Her şey tamam da Leyla, patlamış mısırı unutmuşsun.:(
Leyla da Ayhan’la işleri bayağı ilerletiyor. Ayhan, Kleopatra’ya hep yürüyor zaten. Hele de “Melahat’ı” tamir ederken Leyla’yı görmeden, kokusundan tanıması çok naif bir sahneydi. Öte yandan Leyla da ilk defa Ayhan için bir şey yaptı, ona doğru bir adım attı. Hem de öyle bir adımdı ki, Ayhan’a resmen çocukluğunun bir anısını hediye etti. Ciğerci kedisi ve sokak kedisinin arkadaşlığı şimdilik yolunda gözüküyor. Bu sefer gol be! Acaba sonunda ikisi birden ciğerleri paylaşıp mutlu olurlar mı? Yoksa her biri kendi alıştığı düzene geri mi döner?

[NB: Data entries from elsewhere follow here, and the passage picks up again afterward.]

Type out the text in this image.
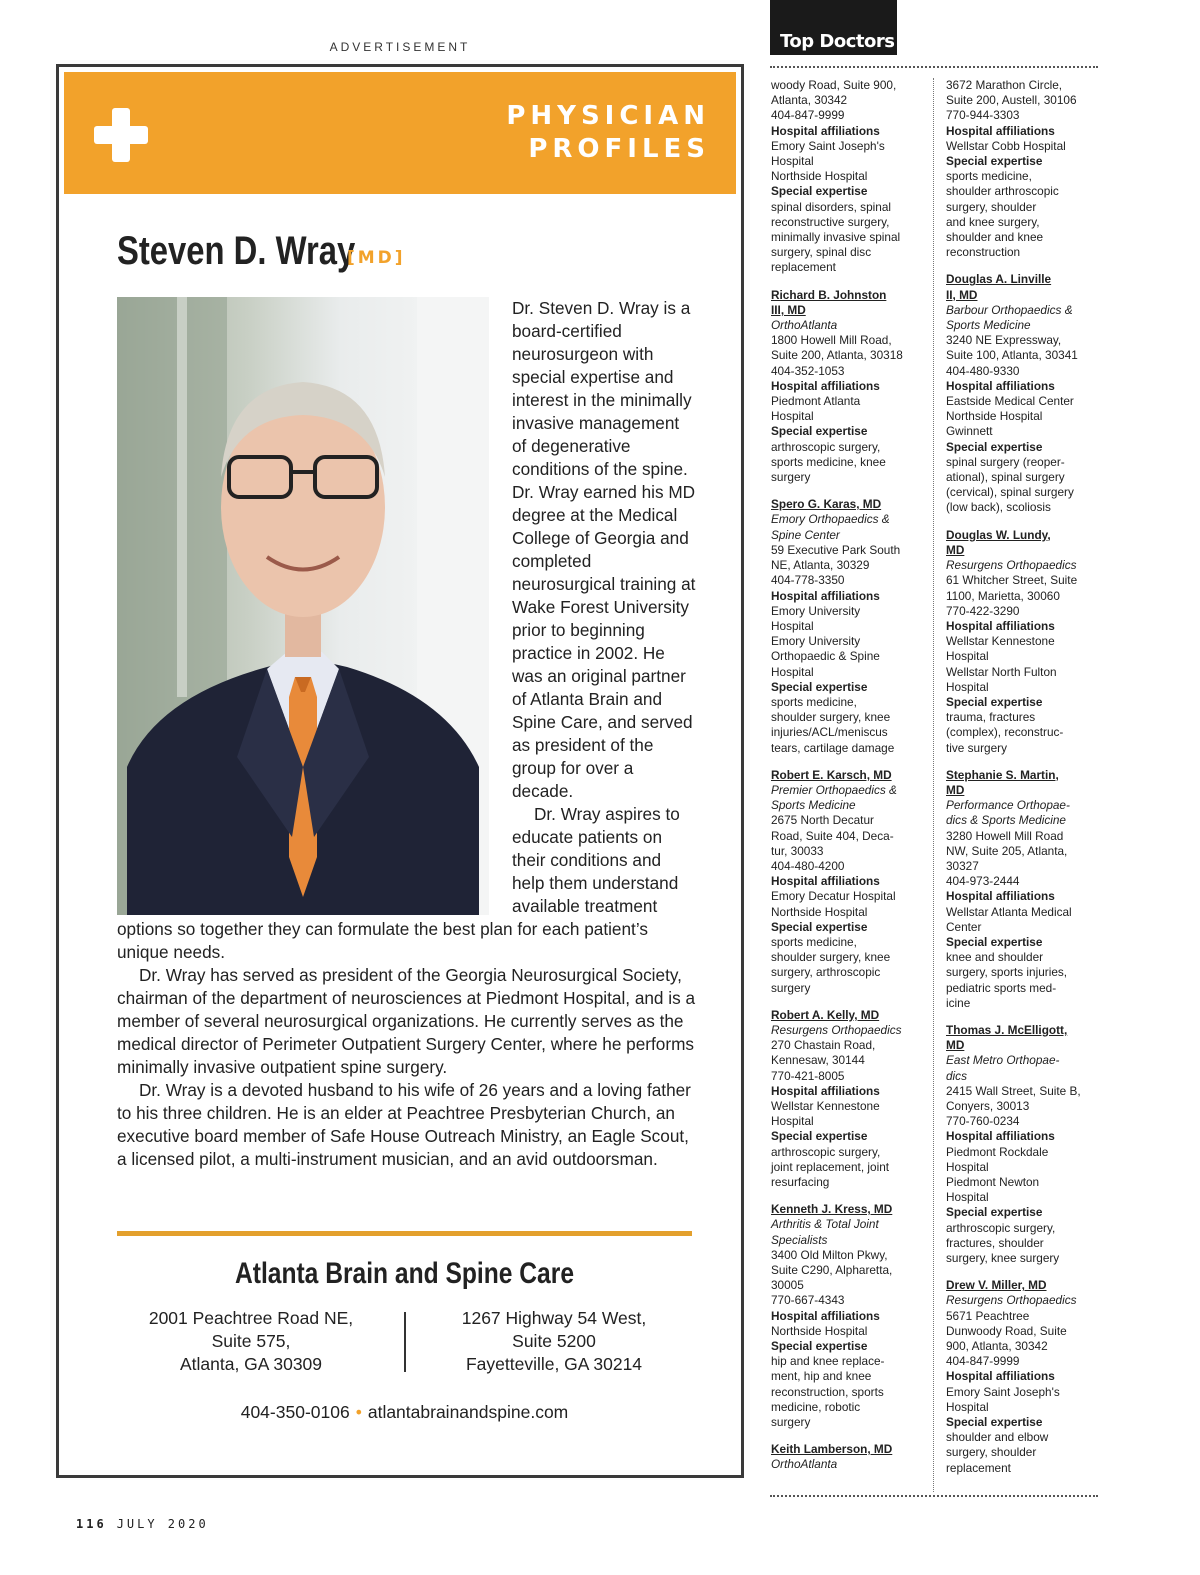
ADVERTISEMENT
PHYSICIAN
PROFILES
Steven D. Wray
[MD]

Dr. Steven D. Wray is a board-certified neurosurgeon with special expertise and interest in the minimally invasive management of degenerative conditions of the spine. Dr. Wray earned his MD degree at the Medical College of Georgia and completed neurosurgical training at Wake Forest University prior to beginning practice in 2002. He was an original partner of Atlanta Brain and Spine Care, and served as president of the group for over a decade.

Dr. Wray aspires to educate patients on their conditions and help them understand available treatment options so together they can formulate the best plan for each patient’s unique needs.

Dr. Wray has served as president of the Georgia Neurosurgical Society, chairman of the department of neurosciences at Piedmont Hospital, and is a member of several neurosurgical organizations. He currently serves as the medical director of Perimeter Outpatient Surgery Center, where he performs minimally invasive outpatient spine surgery.

Dr. Wray is a devoted husband to his wife of 26 years and a loving father to his three children. He is an elder at Peachtree Presbyterian Church, an executive board member of Safe House Outreach Ministry, an Eagle Scout, a licensed pilot, a multi-instrument musician, and an avid outdoorsman.

Atlanta Brain and Spine Care
2001 Peachtree Road NE,
Suite 575,
Atlanta, GA 30309
1267 Highway 54 West,
Suite 5200
Fayetteville, GA 30214
404-350-0106 • atlantabrainandspine.com
Top Doctors
woody Road, Suite 900,
Atlanta, 30342
404-847-9999
Hospital affiliations
Emory Saint Joseph's
Hospital
Northside Hospital
Special expertise
spinal disorders, spinal
reconstructive surgery,
minimally invasive spinal
surgery, spinal disc
replacement
Richard B. Johnston
III, MD
OrthoAtlanta
1800 Howell Mill Road,
Suite 200, Atlanta, 30318
404-352-1053
Hospital affiliations
Piedmont Atlanta
Hospital
Special expertise
arthroscopic surgery,
sports medicine, knee
surgery
Spero G. Karas, MD
Emory Orthopaedics &
Spine Center
59 Executive Park South
NE, Atlanta, 30329
404-778-3350
Hospital affiliations
Emory University
Hospital
Emory University
Orthopaedic & Spine
Hospital
Special expertise
sports medicine,
shoulder surgery, knee
injuries/ACL/meniscus
tears, cartilage damage
Robert E. Karsch, MD
Premier Orthopaedics &
Sports Medicine
2675 North Decatur
Road, Suite 404, Deca-
tur, 30033
404-480-4200
Hospital affiliations
Emory Decatur Hospital
Northside Hospital
Special expertise
sports medicine,
shoulder surgery, knee
surgery, arthroscopic
surgery
Robert A. Kelly, MD
Resurgens Orthopaedics
270 Chastain Road,
Kennesaw, 30144
770-421-8005
Hospital affiliations
Wellstar Kennestone
Hospital
Special expertise
arthroscopic surgery,
joint replacement, joint
resurfacing
Kenneth J. Kress, MD
Arthritis & Total Joint
Specialists
3400 Old Milton Pkwy,
Suite C290, Alpharetta,
30005
770-667-4343
Hospital affiliations
Northside Hospital
Special expertise
hip and knee replace-
ment, hip and knee
reconstruction, sports
medicine, robotic
surgery
Keith Lamberson, MD
OrthoAtlanta
3672 Marathon Circle,
Suite 200, Austell, 30106
770-944-3303
Hospital affiliations
Wellstar Cobb Hospital
Special expertise
sports medicine,
shoulder arthroscopic
surgery, shoulder
and knee surgery,
shoulder and knee
reconstruction
Douglas A. Linville
II, MD
Barbour Orthopaedics &
Sports Medicine
3240 NE Expressway,
Suite 100, Atlanta, 30341
404-480-9330
Hospital affiliations
Eastside Medical Center
Northside Hospital
Gwinnett
Special expertise
spinal surgery (reoper-
ational), spinal surgery
(cervical), spinal surgery
(low back), scoliosis
Douglas W. Lundy,
MD
Resurgens Orthopaedics
61 Whitcher Street, Suite
1100, Marietta, 30060
770-422-3290
Hospital affiliations
Wellstar Kennestone
Hospital
Wellstar North Fulton
Hospital
Special expertise
trauma, fractures
(complex), reconstruc-
tive surgery
Stephanie S. Martin,
MD
Performance Orthopae-
dics & Sports Medicine
3280 Howell Mill Road
NW, Suite 205, Atlanta,
30327
404-973-2444
Hospital affiliations
Wellstar Atlanta Medical
Center
Special expertise
knee and shoulder
surgery, sports injuries,
pediatric sports med-
icine
Thomas J. McElligott,
MD
East Metro Orthopae-
dics
2415 Wall Street, Suite B,
Conyers, 30013
770-760-0234
Hospital affiliations
Piedmont Rockdale
Hospital
Piedmont Newton
Hospital
Special expertise
arthroscopic surgery,
fractures, shoulder
surgery, knee surgery
Drew V. Miller, MD
Resurgens Orthopaedics
5671 Peachtree
Dunwoody Road, Suite
900, Atlanta, 30342
404-847-9999
Hospital affiliations
Emory Saint Joseph's
Hospital
Special expertise
shoulder and elbow
surgery, shoulder
replacement
116 JULY 2020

Şu dizide çoğu şeye Leyla’yla aynı pencereden bakıyoruz ama hiçbir dediğine boza konusunda söyledikleri kadar katılmamıştım. Kusura bakmayın ama boza üzerinden felsefe yapamayacağım. Zira ben de bozayı hiç sevmem. Leyla’nın dediği doğru, ayrılık gibi özlemek gibi buruk bir tadı var ve ben o ekşimsi, o buruk tadını sevemedim bir türlü. Hem onlar o ekşi bozayı sevdi de ne oldu? Tatları ayrılığa kaçtı işte! Kışın salepçiyim ben; esas sıcacık, bol tarçınlı, tatlı saleptir kavuşmak gibi olan. Buz kesmiş yanaklarına sıcağı, donmuş burnuna tatlımsı kokusu çalındığı zaman benliğine yayılan ılıklığın şükürle alakası var bence. Soğukta sevdiğine sarılmak gibi mutluluk veren…


Kardeş kardeşi bıçaklar, sonra döner birbirini kucaklar.

Aynı soyadını taşısalar bile en aile gibi olamayanlar kesinlikle Kozcuoğlular. Emir beş yaşına kadar aile olmanın güvenini, bir annenin sıcaklığını hissetmiş olsa da, annesinin intiharından(!) sonra çocukluğu sakatlandı, hep bir tarafı eksik kaldı. O eksikliğini göstermemek, içindeki merhamet duygusunu dışarı yansıtmamak için de güçlü adam zırhına büründü. Annesi ve sevgisiz geçirdiği örselenmiş çocukluğu onun en yumuşak karnı. Çünkü babası da bunu telafi etmek için hiçbir şey yapmamış. Asu ise bu konuda en şanssız olan kişi. Anne onun için sadece bir kavram, bir varlık bile değil. Annesinin deniz kokan saçlarını bile ilk defa kokluyor. Annesizlik, isteseler de istemeseler de Asu ve Emir’i adım adım kardeş yapıyor. Çünkü anne konusunda ortak acılara sahipler, üstelik baba konusunda da ortak nefretleri var. Bu, onları damarlarında akan kandan daha çok bağlıyor.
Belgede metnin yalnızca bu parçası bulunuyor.